Tuesday, January 19, 2010

Privileged

So the past few months have been amazing! God has showed me so much and how privileged I am to live where I live and to have the parents that I have.

I have changed my major from accounting to emergency management. With this degree I believe God wants me to go and help overseas. It has really been on my heart to do this since I went to New Orleans this past summer. My passion is to help others who need it. Hurricane Katrina happened in 2005 and there is still much needed help to clean up and build new houses. So this spring break I am dedicating my time to help, I will be gone from March 21-26.

I'm also planning a trip to Korea this summer for about 2 weeks to minister to the people there about God and what he has done for me. I am going with my old youth pastor who I love dearly. I hope to learn a lot about other cultures from this experience because I have never been out of the United States (not even Mexico).

With what my major is now I really wish I could be in Haiti. There are so many people working hard to clean up the ruble and find all of the missing people. My heart goes out to all the families over there or affected by this disaster. I have heard about the US students that were there when this happened and it makes me wonder what if that was me and my parents didn't know what was going on. It made me think twice about what I want to do but then God has reassured me so many times and I know that he will take care of me and my family.

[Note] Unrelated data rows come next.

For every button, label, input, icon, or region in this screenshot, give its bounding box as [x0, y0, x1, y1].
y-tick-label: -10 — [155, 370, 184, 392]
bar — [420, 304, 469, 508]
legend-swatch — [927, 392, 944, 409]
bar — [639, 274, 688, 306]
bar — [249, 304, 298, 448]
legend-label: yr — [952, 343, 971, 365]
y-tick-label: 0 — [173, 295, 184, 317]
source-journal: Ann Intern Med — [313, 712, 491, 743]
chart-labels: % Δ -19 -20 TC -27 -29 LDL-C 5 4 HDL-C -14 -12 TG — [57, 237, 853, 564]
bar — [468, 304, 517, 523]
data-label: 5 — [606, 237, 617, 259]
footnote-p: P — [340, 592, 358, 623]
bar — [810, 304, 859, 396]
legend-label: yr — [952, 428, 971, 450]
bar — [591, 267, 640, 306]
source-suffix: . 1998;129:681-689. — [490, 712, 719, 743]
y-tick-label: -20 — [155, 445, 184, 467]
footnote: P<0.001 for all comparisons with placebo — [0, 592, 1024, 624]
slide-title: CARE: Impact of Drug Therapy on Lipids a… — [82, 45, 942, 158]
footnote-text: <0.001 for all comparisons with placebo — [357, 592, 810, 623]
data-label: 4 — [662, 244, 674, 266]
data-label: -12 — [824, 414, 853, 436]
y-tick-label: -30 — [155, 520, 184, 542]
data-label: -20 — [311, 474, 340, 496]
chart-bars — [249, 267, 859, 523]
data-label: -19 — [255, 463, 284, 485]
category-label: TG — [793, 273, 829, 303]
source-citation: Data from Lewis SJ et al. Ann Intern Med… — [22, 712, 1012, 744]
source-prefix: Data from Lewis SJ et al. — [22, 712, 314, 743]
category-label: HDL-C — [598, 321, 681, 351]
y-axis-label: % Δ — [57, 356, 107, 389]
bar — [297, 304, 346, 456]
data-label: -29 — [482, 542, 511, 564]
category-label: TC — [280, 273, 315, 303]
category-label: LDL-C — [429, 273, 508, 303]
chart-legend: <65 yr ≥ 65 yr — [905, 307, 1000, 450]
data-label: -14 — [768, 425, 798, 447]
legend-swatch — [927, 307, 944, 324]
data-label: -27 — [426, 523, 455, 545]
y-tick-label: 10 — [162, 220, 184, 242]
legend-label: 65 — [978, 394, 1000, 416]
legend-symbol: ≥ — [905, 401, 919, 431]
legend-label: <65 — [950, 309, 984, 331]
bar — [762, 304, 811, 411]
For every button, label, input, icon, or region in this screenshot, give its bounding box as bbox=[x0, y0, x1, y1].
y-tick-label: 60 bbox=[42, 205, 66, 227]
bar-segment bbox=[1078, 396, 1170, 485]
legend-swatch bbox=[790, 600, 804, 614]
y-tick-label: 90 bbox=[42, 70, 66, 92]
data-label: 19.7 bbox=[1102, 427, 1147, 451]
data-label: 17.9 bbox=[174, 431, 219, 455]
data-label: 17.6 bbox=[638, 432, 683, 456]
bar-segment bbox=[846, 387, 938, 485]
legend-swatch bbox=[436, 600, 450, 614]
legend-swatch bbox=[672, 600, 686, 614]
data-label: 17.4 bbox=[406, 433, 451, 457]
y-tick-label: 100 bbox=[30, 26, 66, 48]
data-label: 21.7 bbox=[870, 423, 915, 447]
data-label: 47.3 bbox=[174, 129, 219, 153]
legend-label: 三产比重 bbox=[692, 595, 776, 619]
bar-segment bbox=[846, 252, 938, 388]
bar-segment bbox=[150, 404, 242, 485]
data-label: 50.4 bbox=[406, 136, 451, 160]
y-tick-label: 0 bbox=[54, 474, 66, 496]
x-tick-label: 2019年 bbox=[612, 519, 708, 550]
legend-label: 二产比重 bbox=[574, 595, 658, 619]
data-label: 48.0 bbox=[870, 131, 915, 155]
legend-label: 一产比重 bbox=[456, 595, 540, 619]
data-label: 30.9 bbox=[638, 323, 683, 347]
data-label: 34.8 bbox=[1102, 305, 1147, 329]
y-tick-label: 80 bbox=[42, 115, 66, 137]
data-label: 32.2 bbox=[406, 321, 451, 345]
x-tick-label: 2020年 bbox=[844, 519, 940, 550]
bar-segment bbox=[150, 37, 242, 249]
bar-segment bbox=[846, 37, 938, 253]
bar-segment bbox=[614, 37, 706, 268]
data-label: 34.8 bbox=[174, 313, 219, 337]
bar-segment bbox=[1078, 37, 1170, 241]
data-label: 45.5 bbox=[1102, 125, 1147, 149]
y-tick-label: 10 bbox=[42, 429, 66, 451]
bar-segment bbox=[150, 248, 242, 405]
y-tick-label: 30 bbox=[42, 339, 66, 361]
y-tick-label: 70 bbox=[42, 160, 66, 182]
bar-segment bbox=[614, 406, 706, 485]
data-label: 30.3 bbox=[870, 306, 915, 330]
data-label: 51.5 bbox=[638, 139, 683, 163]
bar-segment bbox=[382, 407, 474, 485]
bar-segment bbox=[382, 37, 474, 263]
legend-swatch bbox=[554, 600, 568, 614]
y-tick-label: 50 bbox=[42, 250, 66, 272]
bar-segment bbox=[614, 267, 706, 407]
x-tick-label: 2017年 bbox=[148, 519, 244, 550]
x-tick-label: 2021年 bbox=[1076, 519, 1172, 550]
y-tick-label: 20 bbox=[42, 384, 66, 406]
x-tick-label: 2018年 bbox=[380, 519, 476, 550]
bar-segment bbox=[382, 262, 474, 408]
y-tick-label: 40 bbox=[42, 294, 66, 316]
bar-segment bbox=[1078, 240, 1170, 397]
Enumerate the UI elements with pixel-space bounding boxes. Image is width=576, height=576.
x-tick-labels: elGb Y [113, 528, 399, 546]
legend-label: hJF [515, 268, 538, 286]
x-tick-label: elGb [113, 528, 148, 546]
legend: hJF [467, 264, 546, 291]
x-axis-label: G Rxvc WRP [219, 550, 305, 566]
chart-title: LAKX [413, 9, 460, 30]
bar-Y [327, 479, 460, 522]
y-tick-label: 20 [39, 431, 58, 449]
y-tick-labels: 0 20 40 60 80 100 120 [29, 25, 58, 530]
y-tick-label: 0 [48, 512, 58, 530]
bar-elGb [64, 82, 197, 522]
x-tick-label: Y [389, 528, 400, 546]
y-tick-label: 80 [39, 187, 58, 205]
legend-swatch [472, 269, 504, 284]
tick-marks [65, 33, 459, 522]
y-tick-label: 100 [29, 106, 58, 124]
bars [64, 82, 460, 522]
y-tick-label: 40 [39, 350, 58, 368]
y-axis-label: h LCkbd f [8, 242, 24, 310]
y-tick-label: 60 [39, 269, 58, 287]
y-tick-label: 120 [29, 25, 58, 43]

I have also started sponsoring a child in the Philippines her name is April she is 3 years old. I felt really convicted to helping others because of what I have been blessed with and it is only $38 a month to feed and cloth her and possibly even help with her education. By cutting out eating out I won't even notice it is gone to be honest. There are so many kids out there who need to be sponsored so if you are interested then go to Compassion International, I know it is a legit site. My church back home actually had a guy named Jimmy come talk about how Compassion International helped him as a kid. You should check out the video on youtube.com and in the search bar put Compassion International Jimmy or something like that. It will seriously bring you to tears.

Well I hope this didn't bore whoever reads it. It is just some thoughts that have ran through my head and things going on with my life.